Well, mission accomplished. I ran it. It was a lie. And before the clock struck five (the paper went out at 10 that AM) I was getting calls from lawyers in Atlanta. The bank’s lawyers. The big bank. One of the biggest bank chains in all of the world.
 
Oh lord, it was a mess. I thought I was gone. Jailed for defamation. Cut down before I even got started. And worse – sued into oblivion. I would get sued multiple times before all was said and done in that chapter of my life. Heck, being sued became commonplace – like changing socks. I was numb to it. That didn’t happen this go around. I did have a huge retraction to print, a come-to-Jesus meeting with the head of said LARGE bank chain in his office – that was fun – and pride so wounded I still have nightmares about it to this day.
 
But, in the end, it passed as all things do.

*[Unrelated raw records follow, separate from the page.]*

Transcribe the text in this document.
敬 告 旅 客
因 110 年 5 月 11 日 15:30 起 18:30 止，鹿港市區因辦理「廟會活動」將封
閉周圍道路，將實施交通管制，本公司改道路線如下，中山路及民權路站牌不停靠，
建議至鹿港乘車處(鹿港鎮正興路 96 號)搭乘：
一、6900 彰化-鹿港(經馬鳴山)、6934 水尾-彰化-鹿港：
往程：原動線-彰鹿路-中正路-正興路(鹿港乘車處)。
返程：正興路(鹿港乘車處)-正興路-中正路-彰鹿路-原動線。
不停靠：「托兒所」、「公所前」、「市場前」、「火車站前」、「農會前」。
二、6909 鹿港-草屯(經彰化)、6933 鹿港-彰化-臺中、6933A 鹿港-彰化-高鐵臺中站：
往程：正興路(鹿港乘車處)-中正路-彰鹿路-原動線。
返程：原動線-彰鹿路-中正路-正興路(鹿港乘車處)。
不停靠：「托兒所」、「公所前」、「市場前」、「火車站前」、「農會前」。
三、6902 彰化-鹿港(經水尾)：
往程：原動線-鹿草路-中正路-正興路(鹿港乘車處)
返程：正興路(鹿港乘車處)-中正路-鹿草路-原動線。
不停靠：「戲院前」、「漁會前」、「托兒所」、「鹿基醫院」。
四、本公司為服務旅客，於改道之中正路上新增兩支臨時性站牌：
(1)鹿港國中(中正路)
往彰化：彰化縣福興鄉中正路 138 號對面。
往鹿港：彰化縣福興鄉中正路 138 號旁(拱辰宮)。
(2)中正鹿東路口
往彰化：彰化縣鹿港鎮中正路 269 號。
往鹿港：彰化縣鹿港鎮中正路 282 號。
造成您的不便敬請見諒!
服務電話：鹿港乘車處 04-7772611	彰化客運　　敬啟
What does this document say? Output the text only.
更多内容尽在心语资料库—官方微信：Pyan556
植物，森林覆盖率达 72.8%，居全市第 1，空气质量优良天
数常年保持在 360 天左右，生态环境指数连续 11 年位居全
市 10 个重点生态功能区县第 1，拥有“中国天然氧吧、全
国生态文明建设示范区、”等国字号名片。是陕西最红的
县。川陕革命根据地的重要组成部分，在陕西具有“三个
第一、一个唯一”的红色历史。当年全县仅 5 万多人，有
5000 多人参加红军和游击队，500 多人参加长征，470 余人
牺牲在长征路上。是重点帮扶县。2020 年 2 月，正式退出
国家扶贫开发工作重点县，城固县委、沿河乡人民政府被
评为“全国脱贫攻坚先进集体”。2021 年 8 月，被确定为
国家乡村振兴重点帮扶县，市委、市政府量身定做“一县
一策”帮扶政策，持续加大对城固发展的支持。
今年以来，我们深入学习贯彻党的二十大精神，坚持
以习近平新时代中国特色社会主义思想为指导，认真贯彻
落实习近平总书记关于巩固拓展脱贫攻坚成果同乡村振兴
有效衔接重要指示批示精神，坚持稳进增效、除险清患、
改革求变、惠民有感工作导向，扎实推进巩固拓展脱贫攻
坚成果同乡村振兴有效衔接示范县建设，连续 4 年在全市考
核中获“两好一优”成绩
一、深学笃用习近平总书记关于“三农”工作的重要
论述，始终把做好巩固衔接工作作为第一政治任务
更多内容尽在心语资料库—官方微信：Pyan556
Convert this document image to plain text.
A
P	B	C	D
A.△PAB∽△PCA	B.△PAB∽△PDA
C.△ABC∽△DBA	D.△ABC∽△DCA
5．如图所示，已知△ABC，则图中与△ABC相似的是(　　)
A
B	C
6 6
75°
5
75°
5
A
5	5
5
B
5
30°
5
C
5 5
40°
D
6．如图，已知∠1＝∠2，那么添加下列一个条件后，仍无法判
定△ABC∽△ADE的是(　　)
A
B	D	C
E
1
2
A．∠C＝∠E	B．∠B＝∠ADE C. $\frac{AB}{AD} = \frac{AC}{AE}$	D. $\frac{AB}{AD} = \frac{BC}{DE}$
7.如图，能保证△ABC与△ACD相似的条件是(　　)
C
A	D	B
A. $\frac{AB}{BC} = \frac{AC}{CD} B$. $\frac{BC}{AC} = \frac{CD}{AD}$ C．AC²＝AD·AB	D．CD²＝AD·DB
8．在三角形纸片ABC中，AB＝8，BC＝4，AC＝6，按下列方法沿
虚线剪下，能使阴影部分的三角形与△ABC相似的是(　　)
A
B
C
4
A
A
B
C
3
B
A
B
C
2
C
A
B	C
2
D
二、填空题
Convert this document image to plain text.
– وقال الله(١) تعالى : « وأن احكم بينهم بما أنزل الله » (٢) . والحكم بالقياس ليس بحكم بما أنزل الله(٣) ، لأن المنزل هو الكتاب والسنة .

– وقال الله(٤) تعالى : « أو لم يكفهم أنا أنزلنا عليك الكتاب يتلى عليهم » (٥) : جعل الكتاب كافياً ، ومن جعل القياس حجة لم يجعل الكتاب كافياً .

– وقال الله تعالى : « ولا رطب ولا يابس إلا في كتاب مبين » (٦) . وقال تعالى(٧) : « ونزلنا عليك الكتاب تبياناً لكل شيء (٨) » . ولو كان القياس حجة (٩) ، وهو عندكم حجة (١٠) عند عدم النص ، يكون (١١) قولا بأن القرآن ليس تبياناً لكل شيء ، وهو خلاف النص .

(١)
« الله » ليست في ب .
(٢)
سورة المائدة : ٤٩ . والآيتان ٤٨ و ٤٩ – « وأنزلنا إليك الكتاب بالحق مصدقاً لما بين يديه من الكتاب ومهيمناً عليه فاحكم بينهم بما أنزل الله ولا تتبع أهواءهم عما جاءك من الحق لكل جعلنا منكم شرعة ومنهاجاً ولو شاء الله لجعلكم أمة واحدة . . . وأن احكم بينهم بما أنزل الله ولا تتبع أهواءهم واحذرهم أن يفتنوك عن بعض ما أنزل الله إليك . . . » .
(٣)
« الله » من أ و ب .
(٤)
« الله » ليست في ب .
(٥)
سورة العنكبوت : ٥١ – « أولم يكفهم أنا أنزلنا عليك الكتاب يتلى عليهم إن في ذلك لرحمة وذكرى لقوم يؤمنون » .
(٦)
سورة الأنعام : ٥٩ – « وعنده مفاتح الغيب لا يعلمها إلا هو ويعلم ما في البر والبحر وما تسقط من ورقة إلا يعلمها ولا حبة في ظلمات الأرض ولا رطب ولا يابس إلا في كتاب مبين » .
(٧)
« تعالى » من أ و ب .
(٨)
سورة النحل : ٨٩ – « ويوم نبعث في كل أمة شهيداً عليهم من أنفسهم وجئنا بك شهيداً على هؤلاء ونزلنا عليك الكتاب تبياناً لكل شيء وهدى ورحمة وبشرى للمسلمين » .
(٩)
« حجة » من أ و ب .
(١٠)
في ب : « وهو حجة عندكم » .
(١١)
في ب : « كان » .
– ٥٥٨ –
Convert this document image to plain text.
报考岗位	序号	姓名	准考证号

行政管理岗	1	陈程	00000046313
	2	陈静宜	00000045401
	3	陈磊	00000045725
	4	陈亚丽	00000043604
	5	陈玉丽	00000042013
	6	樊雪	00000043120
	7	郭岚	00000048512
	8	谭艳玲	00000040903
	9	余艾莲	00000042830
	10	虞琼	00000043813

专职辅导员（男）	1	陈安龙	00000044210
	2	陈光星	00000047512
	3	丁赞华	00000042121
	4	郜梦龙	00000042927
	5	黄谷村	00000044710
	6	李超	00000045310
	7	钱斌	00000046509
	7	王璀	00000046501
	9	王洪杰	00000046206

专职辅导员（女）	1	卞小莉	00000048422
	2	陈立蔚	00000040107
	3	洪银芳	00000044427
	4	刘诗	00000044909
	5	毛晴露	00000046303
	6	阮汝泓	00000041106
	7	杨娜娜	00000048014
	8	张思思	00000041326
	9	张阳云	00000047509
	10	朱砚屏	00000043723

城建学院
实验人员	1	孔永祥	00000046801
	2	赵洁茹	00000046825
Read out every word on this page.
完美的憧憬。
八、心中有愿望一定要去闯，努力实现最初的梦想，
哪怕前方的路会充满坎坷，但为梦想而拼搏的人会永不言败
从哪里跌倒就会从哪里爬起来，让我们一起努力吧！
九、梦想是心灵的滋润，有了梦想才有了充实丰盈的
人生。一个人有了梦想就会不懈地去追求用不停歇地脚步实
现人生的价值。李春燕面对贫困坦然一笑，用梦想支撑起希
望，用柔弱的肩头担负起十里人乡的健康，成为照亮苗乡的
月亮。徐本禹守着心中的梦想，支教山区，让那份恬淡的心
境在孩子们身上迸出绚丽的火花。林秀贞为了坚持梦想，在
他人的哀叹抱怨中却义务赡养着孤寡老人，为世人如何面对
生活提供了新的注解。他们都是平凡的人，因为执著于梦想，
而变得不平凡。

Funny thing is, I am glad it happened. Anyone who knows me knows I am extraordinarily competitive and passionate. That’s how Yahweh made me. My good days aren’t as important as my bad days. I don’t learn from what I do right. But, brothers and sisters, let me tell you I do learn from my mistakes. I made a mistake that day. And I’ve made a whole heck of a lot of mistakes since then. Still make them with each passing 24 hours. Don’t get sued anymore, thankfully. A least not in the last decade.
 
Bad days are good. They are cool. They are welcome.
 
Mistakes make the person. Learning from them makes the soul.
 
It was a bad day in 2002.
 
But I’d take nothing for it.
 
Just…I hope I don’t have anymore quite like that again. NOTHING is as rough as staring down a group of Atlanta lawyers. And that isn’t even counting the time I was sued by the ACLU.
 
That was a bad day as well.
 
But that . . . is another story.

Josh Beavers is a teacher and a writer. He has been recognized five times for excellence in opinion writing by the Louisiana Press Association.